Transport effects on surface–volume biological reactions

  • David A. Edwards
  • Byron Goldstein
  • Donald S. Cohen
  • 62 Downloads

Abstract.

 Many cellular reactions involve a reactant in solution binding to or dissociating from a reactant confined to a surface. This is true as well for a BIAcoreTM, an optical biosensor that is widely used to study the interaction of biomolecules. In the flow cell of this instrument, one of the reactants is immobilized on a flat sensor surface while the other reactant flows past the surface. Both diffusion and convection play important roles in bringing the reactants into contact. Usually BIAcoreTM binding data are analyzed using well known expressions that are valid only in the reaction-limited case when the Damköhler number Da is small.
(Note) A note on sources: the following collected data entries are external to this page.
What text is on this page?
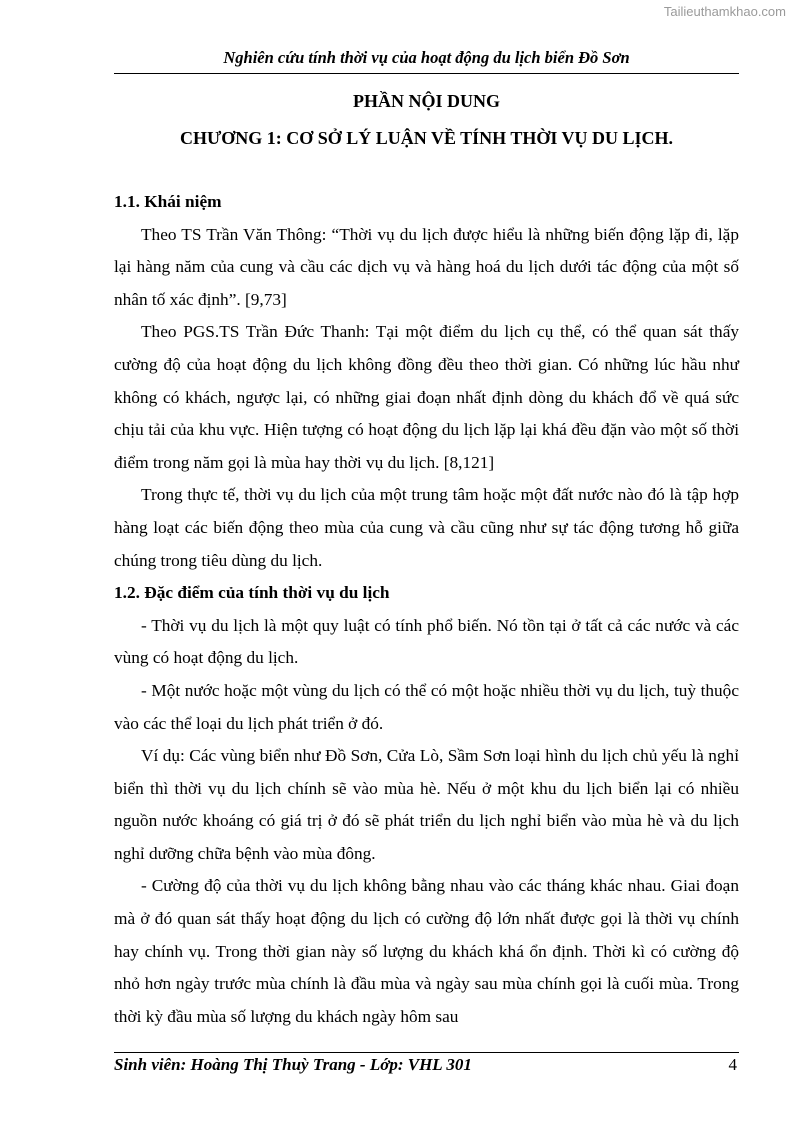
Tailieuthamkhao.com
Nghiên cứu tính thời vụ của hoạt động du lịch biển Đồ Sơn
PHẦN NỘI DUNG
CHƯƠNG 1: CƠ SỞ LÝ LUẬN VỀ TÍNH THỜI VỤ DU LỊCH.

1.1. Khái niệm

Theo TS Trần Văn Thông: “Thời vụ du lịch được hiểu là những biến động lặp đi, lặp lại hàng năm của cung và cầu các dịch vụ và hàng hoá du lịch dưới tác động của một số nhân tố xác định”. [9,73]

Theo PGS.TS Trần Đức Thanh: Tại một điểm du lịch cụ thể, có thể quan sát thấy cường độ của hoạt động du lịch không đồng đều theo thời gian. Có những lúc hầu như không có khách, ngược lại, có những giai đoạn nhất định dòng du khách đổ về quá sức chịu tải của khu vực. Hiện tượng có hoạt động du lịch lặp lại khá đều đặn vào một số thời điểm trong năm gọi là mùa hay thời vụ du lịch. [8,121]

Trong thực tế, thời vụ du lịch của một trung tâm hoặc một đất nước nào đó là tập hợp hàng loạt các biến động theo mùa của cung và cầu cũng như sự tác động tương hỗ giữa chúng trong tiêu dùng du lịch.

1.2. Đặc điểm của tính thời vụ du lịch

- Thời vụ du lịch là một quy luật có tính phổ biến. Nó tồn tại ở tất cả các nước và các vùng có hoạt động du lịch.

- Một nước hoặc một vùng du lịch có thể có một hoặc nhiều thời vụ du lịch, tuỳ thuộc vào các thể loại du lịch phát triển ở đó.

Ví dụ: Các vùng biển như Đồ Sơn, Cửa Lò, Sầm Sơn loại hình du lịch chủ yếu là nghỉ biển thì thời vụ du lịch chính sẽ vào mùa hè. Nếu ở một khu du lịch biển lại có nhiều nguồn nước khoáng có giá trị ở đó sẽ phát triển du lịch nghỉ biển vào mùa hè và du lịch nghỉ dưỡng chữa bệnh vào mùa đông.

- Cường độ của thời vụ du lịch không bằng nhau vào các tháng khác nhau. Giai đoạn mà ở đó quan sát thấy hoạt động du lịch có cường độ lớn nhất được gọi là thời vụ chính hay chính vụ. Trong thời gian này số lượng du khách khá ổn định. Thời kì có cường độ nhỏ hơn ngày trước mùa chính là đầu mùa và ngày sau mùa chính gọi là cuối mùa. Trong thời kỳ đầu mùa số lượng du khách ngày hôm sau

Sinh viên: Hoàng Thị Thuỳ Trang - Lớp: VHL 301	4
Asymptotic and singular perturbation techniques are used to analyze dissociation of the bound state when Da is small and O(1). Linear and nonlinear integral equations result from the analysis; explicit and asymptotic solutions are constructed for physically realizable cases. In addition, effective rate constants are derived that illustrate the effects of transport on the measured rate constants. All these expressions provide a direct way to estimate the rate constants from BIAcoreTM binding data.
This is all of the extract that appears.